A little over two years ago, pilots at the four big airlines were in the early stages of contract negotiations. But those efforts were essentially halted by the start of the pandemic. The industry’s focus shifted to survival, and airlines and unions joined forces to successfully lobby Congress for $54 billion in pandemic aid.
The travel recovery languished until last summer, when the widespread availability of coronavirus vaccines prompted a rebound. Contract talks resumed in earnest this year.
United and its pilots have moved the closest to a new contract, having reached a two-year agreement that pilots will vote on this week. Under the deal, pilots would receive a series of raises that would increase pay more than 14.5 percent within 18 months. They would also receive better pay for working overtime and during high-demand periods; eight weeks of paid maternity leave; better schedule flexibility; and more protections against overwork.
Last month, American publicized its own offer to pilots, which broadly matched the United deal and would raise base pay nearly 17 percent by the start of 2024. That would increase the top base salary for a captain of a single-aisle plane to $340,000 a year, while a captain of a larger twin-aisle plane could earn as much as $425,000 a year, the airline’s chief executive said in a message to pilots. The offer will include substantial signing bonuses if pilots agree to it by the end of September.

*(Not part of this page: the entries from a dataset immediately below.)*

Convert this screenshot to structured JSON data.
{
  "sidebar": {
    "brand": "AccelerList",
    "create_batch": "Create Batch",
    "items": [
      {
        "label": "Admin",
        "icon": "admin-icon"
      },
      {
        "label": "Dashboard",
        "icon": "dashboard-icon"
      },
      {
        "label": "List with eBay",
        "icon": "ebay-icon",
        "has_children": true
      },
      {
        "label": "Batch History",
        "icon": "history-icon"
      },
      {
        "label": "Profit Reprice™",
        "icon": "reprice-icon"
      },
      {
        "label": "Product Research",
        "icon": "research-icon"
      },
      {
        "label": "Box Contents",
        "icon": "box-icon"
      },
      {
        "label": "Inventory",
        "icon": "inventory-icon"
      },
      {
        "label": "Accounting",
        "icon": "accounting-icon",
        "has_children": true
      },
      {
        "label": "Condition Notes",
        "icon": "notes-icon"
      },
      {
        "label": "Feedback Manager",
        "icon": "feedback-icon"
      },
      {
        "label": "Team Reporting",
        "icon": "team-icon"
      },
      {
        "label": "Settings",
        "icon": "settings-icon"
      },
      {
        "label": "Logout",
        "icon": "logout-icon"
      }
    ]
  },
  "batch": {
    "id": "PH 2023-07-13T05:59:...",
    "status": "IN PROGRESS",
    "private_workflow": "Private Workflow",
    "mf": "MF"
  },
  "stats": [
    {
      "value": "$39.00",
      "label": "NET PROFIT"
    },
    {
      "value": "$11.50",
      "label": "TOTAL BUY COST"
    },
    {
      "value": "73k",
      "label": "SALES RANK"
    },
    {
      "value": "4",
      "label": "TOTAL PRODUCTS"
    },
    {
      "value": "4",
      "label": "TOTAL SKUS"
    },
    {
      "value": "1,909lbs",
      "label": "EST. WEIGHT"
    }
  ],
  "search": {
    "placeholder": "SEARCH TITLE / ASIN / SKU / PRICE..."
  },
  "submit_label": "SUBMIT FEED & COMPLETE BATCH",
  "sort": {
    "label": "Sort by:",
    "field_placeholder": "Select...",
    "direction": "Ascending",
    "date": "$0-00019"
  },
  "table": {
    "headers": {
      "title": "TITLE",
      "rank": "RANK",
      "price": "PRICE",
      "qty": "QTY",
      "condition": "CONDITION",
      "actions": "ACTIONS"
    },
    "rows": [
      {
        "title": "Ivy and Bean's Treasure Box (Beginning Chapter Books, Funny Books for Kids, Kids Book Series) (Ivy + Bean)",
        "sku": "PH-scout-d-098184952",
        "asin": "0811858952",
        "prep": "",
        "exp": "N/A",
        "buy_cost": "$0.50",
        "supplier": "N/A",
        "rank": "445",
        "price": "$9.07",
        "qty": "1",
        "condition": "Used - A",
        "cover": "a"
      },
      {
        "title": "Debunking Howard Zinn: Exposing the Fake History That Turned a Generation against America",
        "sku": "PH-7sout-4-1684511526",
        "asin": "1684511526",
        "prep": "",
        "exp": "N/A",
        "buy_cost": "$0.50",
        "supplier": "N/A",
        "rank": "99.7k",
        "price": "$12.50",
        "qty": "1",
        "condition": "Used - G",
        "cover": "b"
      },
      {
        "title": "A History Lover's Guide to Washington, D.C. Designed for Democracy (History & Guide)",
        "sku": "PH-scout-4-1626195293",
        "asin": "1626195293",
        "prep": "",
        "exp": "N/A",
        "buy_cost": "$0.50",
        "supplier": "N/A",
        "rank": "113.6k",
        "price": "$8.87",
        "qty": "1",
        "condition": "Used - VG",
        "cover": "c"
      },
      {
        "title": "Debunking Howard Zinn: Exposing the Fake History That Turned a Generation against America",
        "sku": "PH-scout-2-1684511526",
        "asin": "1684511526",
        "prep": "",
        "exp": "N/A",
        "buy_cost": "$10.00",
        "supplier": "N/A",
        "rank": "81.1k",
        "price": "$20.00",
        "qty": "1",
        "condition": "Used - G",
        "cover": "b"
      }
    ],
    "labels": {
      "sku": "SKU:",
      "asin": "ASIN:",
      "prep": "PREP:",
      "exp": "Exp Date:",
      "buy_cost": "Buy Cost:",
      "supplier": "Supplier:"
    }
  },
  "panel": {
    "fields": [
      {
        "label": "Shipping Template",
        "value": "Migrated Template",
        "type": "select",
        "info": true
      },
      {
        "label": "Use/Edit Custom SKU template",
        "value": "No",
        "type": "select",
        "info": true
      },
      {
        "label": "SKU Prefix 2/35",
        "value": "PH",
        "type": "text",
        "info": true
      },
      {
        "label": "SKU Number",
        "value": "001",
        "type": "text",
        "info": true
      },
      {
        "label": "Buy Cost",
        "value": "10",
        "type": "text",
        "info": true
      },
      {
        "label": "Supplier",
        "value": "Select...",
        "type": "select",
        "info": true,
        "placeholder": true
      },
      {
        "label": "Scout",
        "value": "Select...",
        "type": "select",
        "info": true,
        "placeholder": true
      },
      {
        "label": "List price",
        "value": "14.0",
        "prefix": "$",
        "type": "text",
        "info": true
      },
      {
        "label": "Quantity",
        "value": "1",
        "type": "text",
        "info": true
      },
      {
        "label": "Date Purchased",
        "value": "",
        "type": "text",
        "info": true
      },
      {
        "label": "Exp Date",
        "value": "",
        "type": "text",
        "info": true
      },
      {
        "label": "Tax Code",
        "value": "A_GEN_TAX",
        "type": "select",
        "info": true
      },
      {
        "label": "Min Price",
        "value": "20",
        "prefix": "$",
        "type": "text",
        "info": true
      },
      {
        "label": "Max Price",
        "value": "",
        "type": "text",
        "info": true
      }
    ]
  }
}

But the union representing American’s 14,000 aviators, the Allied Pilots Association, was unimpressed. In a video message to the union’s members, Ed Sicher, its president, argued that this was “the most competitive market in history for qualified airline pilots,” and one that would largely drive favorable pay increases. He encouraged the union’s members to remain focused on securing better rules governing scheduling and assignments.